Alors qu’on avait annoncé un plan spécial en matière d’approvisionnement en matière d’eau potable au niveau des différents coins de la ville, de nombreux quartiers de Sidi Bel Abbès entre autres Bouazza El Gherbi ex la Bremer, Kaid Rabah, Sorecor, les Frères Adnane ex Rocher et quelques résidences de Sidi Djilali ont énormément souffert pendant la journée de l’Aïd. Des résidents qui se voyaient sanctionnés par cette pénurie d’eau, pourtant très nécessaire pour cet événement se sont soulevés pour faire entendre leur voix auprès des autorités locales dont la majorité est en vacances et d’autres sont en fête. Ce cri de détresse s’est finalement évaporé en l’air à leur grand dam.
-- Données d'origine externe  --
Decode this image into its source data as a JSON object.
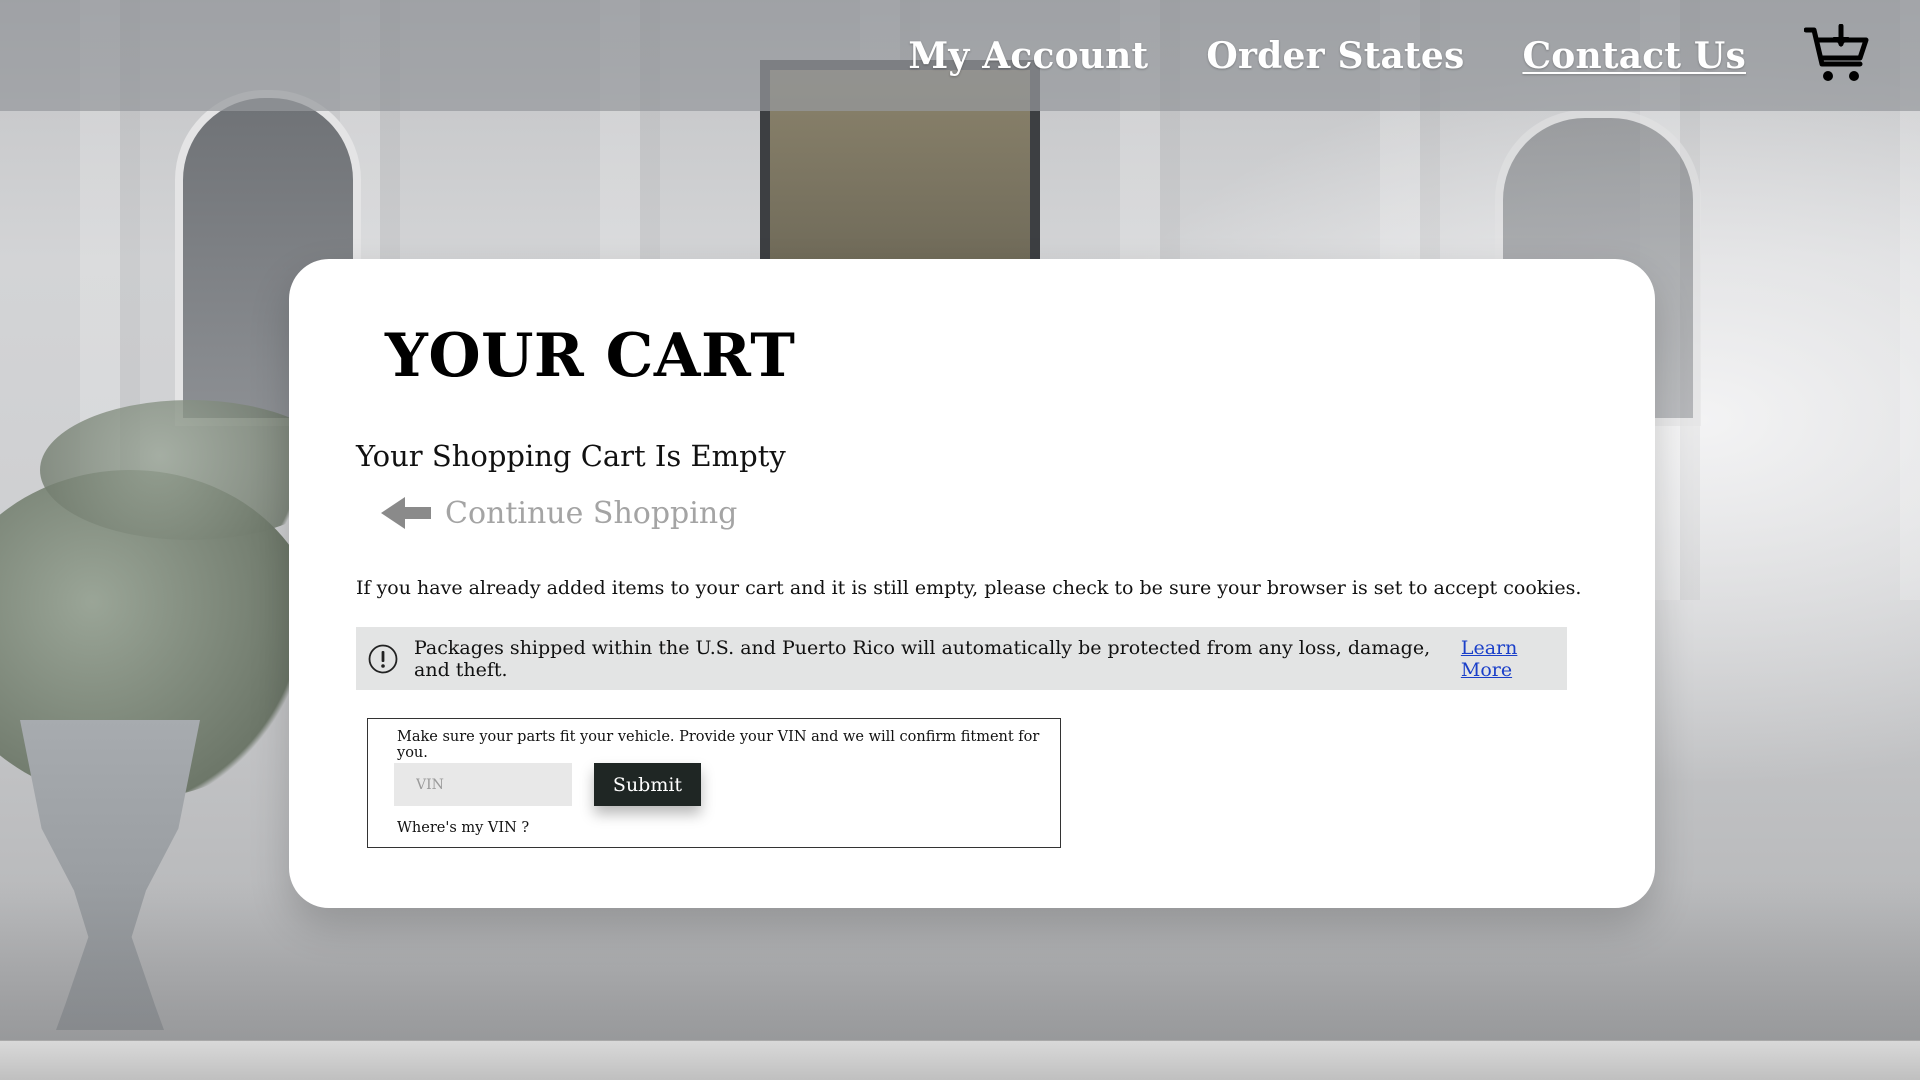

Dans le camp des responsables de l’algérienne des eaux, ce sera un autre son de cloche car selon leurs déclarations, tous les citoyens en cette occasion dépensent une grande quantité d’eau en même temps. Ce qui est répercuté sur le débit existant au niveau des réservoirs d’eau dont la quantité est bien limitée nonobstant que les résidents des étages supérieurs sont automatiquement pénalisés par l’utilisation abusive de cette matière des bas étages. AEntre les uns , et les autres , la balle se rejette d’u camp à l’autre où le grand perdant n’est ce citoyen considéré en éternel dindon de la farce qui n’arrive point à quel saint se vouer par le fait que le problème d’eau continue de perdurer sans aucune sortie du bout du tunnel n’est visible du moment que la Mekerra continue de vivre sous la merci des autres régions qui l’approvisionnent quotidiennement par leurs barrages.

De là, s’impose une véritable réflexion afin de libérer la région belabesinne de la dépendance voisine.